Theresa and I spoke about leaving the rat race of our jobs to travel and get some headspace to figure out what was next. When Chris heard that, she simply said "why not?" She reminded us that life is meant to be lived, not to be dreamed about and put on the shelf for later.

We talked about how travel expands your mind and the world you operate in; how experiences are so much more interesting than material things; how meeting people from other walks of life teaches you not only about how others live but about your self. It shatters your assumptions and biases. It births new perceptions.

That was the day I decided I was going to leave my job and travel.

I decided to live my life on purpose, to just go for it. To live authentically. Not worry that others may think I'm crazy for leaving a stable, lucrative job where I was good at what I did and got amazing opportunities like living in London and traveling to places like Milan, Paris, San Fran, Hong Kong and Tokyo; wondering why I wasn't searching for a partner, establishing roots and getting the white picket fence; concerned that I was pausing my retirement contributions;  concerned that I was traveling alone; concerned about what I would do when I got back.
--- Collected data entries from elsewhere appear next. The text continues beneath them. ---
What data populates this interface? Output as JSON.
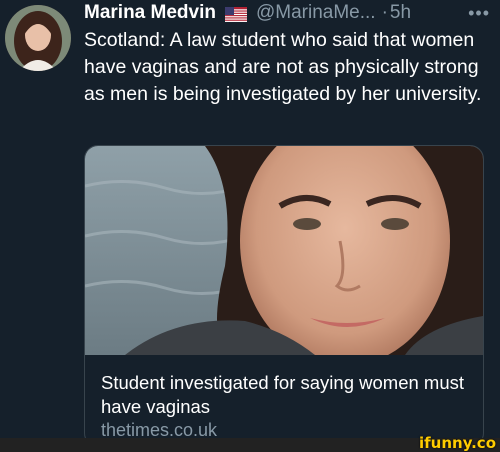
{
  "tweet": {
    "author": {
      "display_name": "Marina Medvin",
      "flag_icon": "us-flag-icon",
      "handle": "@MarinaMe...",
      "separator": "·",
      "time": "5h"
    },
    "more_label": "•••",
    "text": "Scotland: A law student who said that women have vaginas and are not as physically strong as men is being investigated by her university.",
    "card": {
      "title": "Student investigated for saying women must have vaginas",
      "domain": "thetimes.co.uk"
    }
  },
  "watermark": "ifunny.co",
  "colors": {
    "background": "#15202b",
    "secondary_text": "#8899a6",
    "border": "#38444d",
    "watermark": "#ffcc00"
  }
}
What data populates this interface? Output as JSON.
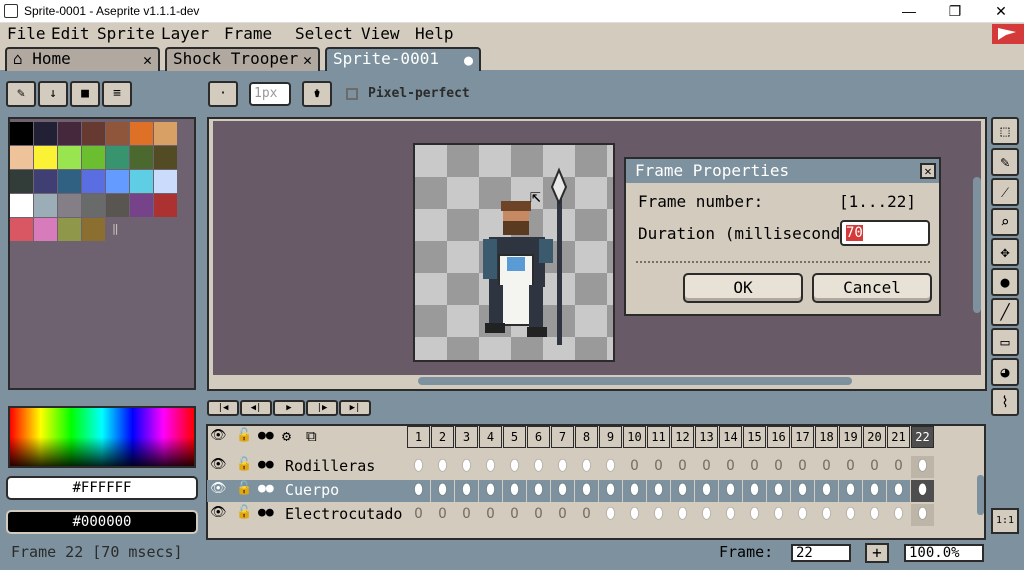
{
  "window": {
    "title": "Sprite-0001 - Aseprite v1.1.1-dev",
    "minimize": "—",
    "maximize": "❐",
    "close": "✕"
  },
  "menu": [
    "File",
    "Edit",
    "Sprite",
    "Layer",
    "Frame",
    "Select",
    "View",
    "Help"
  ],
  "tabs": [
    {
      "label": "Home",
      "icon": "home-icon",
      "close": "✕"
    },
    {
      "label": "Shock Trooper",
      "close": "✕"
    },
    {
      "label": "Sprite-0001",
      "close": "●"
    }
  ],
  "context_bar": {
    "brush_size": "1px",
    "pixel_perfect_label": "Pixel-perfect",
    "dot_symbol": "·"
  },
  "palette_toolbar": [
    "pencil-icon",
    "arrow-down-icon",
    "folder-icon",
    "menu-icon"
  ],
  "palette_colors": [
    "#000000",
    "#222034",
    "#45283c",
    "#663931",
    "#8f563b",
    "#df7126",
    "#d9a066",
    "#eec39a",
    "#fbf236",
    "#99e550",
    "#6abe30",
    "#37946e",
    "#4b692f",
    "#524b24",
    "#323c39",
    "#3f3f74",
    "#306082",
    "#5b6ee1",
    "#639bff",
    "#5fcde4",
    "#cbdbfc",
    "#ffffff",
    "#9badb7",
    "#847e87",
    "#696a6a",
    "#595652",
    "#76428a",
    "#ac3232",
    "#d95763",
    "#d77bba",
    "#8f974a",
    "#8a6f30"
  ],
  "colors": {
    "foreground": "#FFFFFF",
    "background": "#000000"
  },
  "dialog": {
    "title": "Frame Properties",
    "close": "✕",
    "frame_number_label": "Frame number:",
    "frame_number_value": "[1...22]",
    "duration_label": "Duration (milliseconds):",
    "duration_value_selected": "70",
    "ok": "OK",
    "cancel": "Cancel"
  },
  "tools": [
    "marquee-icon",
    "pencil-icon",
    "eyedropper-icon",
    "zoom-icon",
    "move-icon",
    "fill-icon",
    "line-icon",
    "rectangle-icon",
    "blur-icon",
    "contour-icon"
  ],
  "timeline": {
    "controls": [
      "first-frame-icon",
      "prev-frame-icon",
      "play-icon",
      "next-frame-icon",
      "last-frame-icon"
    ],
    "header_icons": [
      "eye-icon",
      "lock-icon",
      "onion-dots-icon",
      "gear-icon",
      "onion-skin-icon"
    ],
    "frames": [
      "1",
      "2",
      "3",
      "4",
      "5",
      "6",
      "7",
      "8",
      "9",
      "10",
      "11",
      "12",
      "13",
      "14",
      "15",
      "16",
      "17",
      "18",
      "19",
      "20",
      "21",
      "22"
    ],
    "current_frame_index": 21,
    "layers": [
      {
        "name": "Rodilleras",
        "cels": "FFFFFFFFFEEEEEEEEEEEEF",
        "selected": false
      },
      {
        "name": "Cuerpo",
        "cels": "FFFFFFFFFFFFFFFFFFFFFF",
        "selected": true
      },
      {
        "name": "Electrocutado",
        "cels": "EEEEEEEEFFFFFFFFFFFFFF",
        "selected": false
      }
    ]
  },
  "status": {
    "frame_info": "Frame 22 [70 msecs]",
    "frame_label": "Frame:",
    "frame_value": "22",
    "plus": "+",
    "zoom": "100.0%",
    "ratio": "1:1"
  }
}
It's amazing how much the things above (note: others' concerns) weighed on me. It was harder to tell my family, friends, my boss and my colleagues knowing that they would share all of these fears. But I realized at some point that these were their fears - not mine.   

Now here I am, boarding a plane to Buenos Aires with a one way ticket and nothing but time. The anxiety creeping up is a projection of other's fears and it was nudged out by my excitement and inner knowing that this is exactly what I should be doing.

Chris passed away about 3 months before I left. Her words still sit with me: "Live life on purpose." Now those are words to live by.